Nach der Formgebung mussten die Werkstücke zunächst aber getrocknet werden, um sie im sogenannten "lederharten" Zustand noch zu glätten und zu verzieren. Der Brand selbst sollte erst am nächsten Tag erfolgen, sobald der Wassergehalt des Lehms durch weitere Trocknung auf etwa 5 -10% herabgesunken wäre.

 

Abbildung: Kupfer und Zinn werden im Gußtiegel auf rund 1100 Grad erhitzt / © R. Manoutschehri/ ARGE Archäologie
Abbildung: Kupfer und Zinn werden im Gußtiegel auf rund 1100 Grad erhitzt / © R. Manoutschehri/ ARGE Archäologie

Natürlich wollten wir währenddessen nicht untätig herumsitzen - unsere begnadete Bronzegießerin Michi bereitete schon einmal den echten Ofen für den Bronzeguß vor.

 

Für diesen musste eine Temperatur von mindestens 1085 Grad erreicht werden, damit das Kupfer, einer der beiden Bestandteile der metallischen Legierung Bronze, überhaupt schmelzen konnte. Der zweite Bestandteil, welcher sich bei idealer Mischung mit einem Verhältnis 1:9 zu Kupfer verhält, ist Zinn. Dieses ist ein sehr seltenes Metall und wurde bereits in der Bronzezeit nachweislich aus dem heutigen England, wo es größere Lagerstätten gibt, nach Mitteleuropa importiert.
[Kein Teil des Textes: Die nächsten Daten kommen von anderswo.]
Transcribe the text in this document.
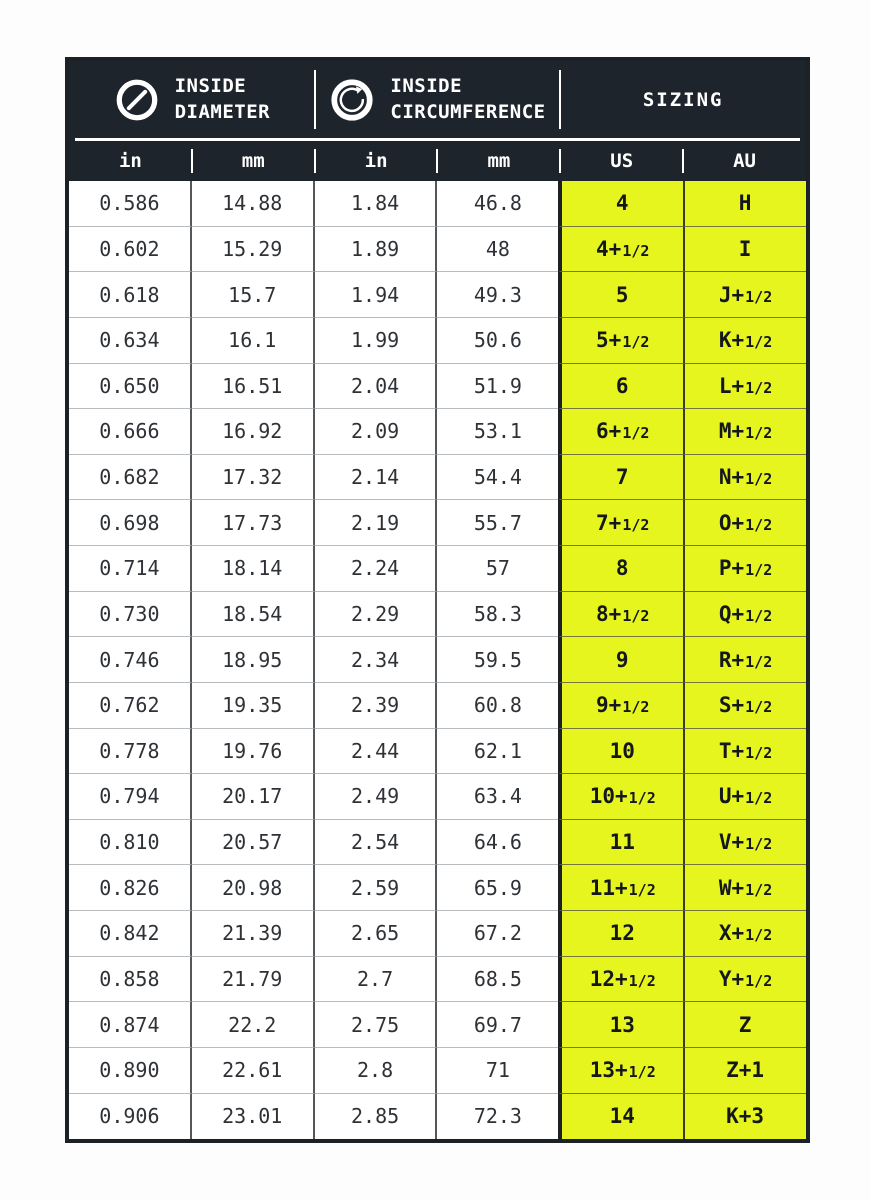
INSIDE
DIAMETER
INSIDE
CIRCUMFERENCE
SIZING
in	mm	in	mm	US	AU
0.586	14.88	1.84	46.8	4	H
0.602	15.29	1.89	48	4+1/2	I
0.618	15.7	1.94	49.3	5	J+1/2
0.634	16.1	1.99	50.6	5+1/2	K+1/2
0.650	16.51	2.04	51.9	6	L+1/2
0.666	16.92	2.09	53.1	6+1/2	M+1/2
0.682	17.32	2.14	54.4	7	N+1/2
0.698	17.73	2.19	55.7	7+1/2	O+1/2
0.714	18.14	2.24	57	8	P+1/2
0.730	18.54	2.29	58.3	8+1/2	Q+1/2
0.746	18.95	2.34	59.5	9	R+1/2
0.762	19.35	2.39	60.8	9+1/2	S+1/2
0.778	19.76	2.44	62.1	10	T+1/2
0.794	20.17	2.49	63.4	10+1/2	U+1/2
0.810	20.57	2.54	64.6	11	V+1/2
0.826	20.98	2.59	65.9	11+1/2	W+1/2
0.842	21.39	2.65	67.2	12	X+1/2
0.858	21.79	2.7	68.5	12+1/2	Y+1/2
0.874	22.2	2.75	69.7	13	Z
0.890	22.61	2.8	71	13+1/2	Z+1
0.906	23.01	2.85	72.3	14	K+3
Mit der richtigen Technik ließen sich durch das Verschmelzen der beiden Metalle bereits ab dem späten 3. Jahrtausend v.Chr. Werkzeug, Waffen oder Schmuckgegenstände herstellen, indem man die Bronze in beliebige Formen goss.

 

Sobald die Flammen der Gegenwart grün aufleuchteten und sowohl Zinn als auch Kupfer im Gußtiegel geschmolzen waren, konnten auch wir endlich loslegen. Zuvor hatten wir gemeinsam Wachsförmchen des gewünschten Endproduktes modelliert. Anschließend wurden die Förmchen, wie z.B. das von Fabian ausgewählte Messer (eigentlich hätte es ein Schwert werden sollen ...), gut in Lehm verpackt , um eine sogenannte "Verlorene Form" zu bilden: Oben wurde ein Gußloch freigelassen und die Lehmform zunächst im Feuer getrocknet, wobei das Wachs schmelzen und die Form aushärten konnte. 

 

Danach bekam Fabian die Ehre und machte sich daran, mit Schürze, Handschuhen und Zange bewaffnet, die geschmolzene Bronze in die Form zu gießen - ein Unterfangen, das nicht nur Geschick, sondern auch einiges an Konzentration erfordert und natürlich auch sehr schnell von statten gehen muss - Vorsicht: Heiß!

 

 

Abbildungen: Bronzeguß/ © R. Manoutschehri/ ARGE Archäologie

 

Abbildung: Fabian zeigt stolz sein selbstgegossenes Messer / © R. Manoutschehri/ ARGE Archäologie
Abbildung: Fabian zeigt stolz sein selbstgegossenes Messer / © R. Manoutschehri/ ARGE Archäologie

 

 

 

 

 

 

 

Da unser Gewinner nicht nur etwas von Skateboards versteht, sondern auch Profi im Bereich der bronzezeitlichen Metallverarbeitung zu sein scheint, klappte alles auf Anhieb und die zerschlagene Form (deshalb auch "Verlorene Form" - sie ist nur einmal verwendbar) enthüllte ein perfekt gegossenes Messer nach bronzezeitlichem Vorbild. 

 

 

Natürlich musste dieses auch noch nachbearbeitet werden - Fabian machte sich sofort mit Begeisterung an die schwierige Arbeit, dem Messer mittels Feile die notwendige Schärfe zu verleihen.

 

Abbildung: Arnulf das Schandmaul / © R. Manoutschehri/ ARGE Archäologie
Abbildung: Arnulf das Schandmaul / © R. Manoutschehri/ ARGE Archäologie

 

 

 

 

 

 

Indes traf auch unser Spielmann Arnulf das Schandmaul am Ort des Geschehens ein und beförderte uns mit den Klängen seiner vielfältigen historischen Musikinstrumente in die Klangwelt vergangener Zeiten. 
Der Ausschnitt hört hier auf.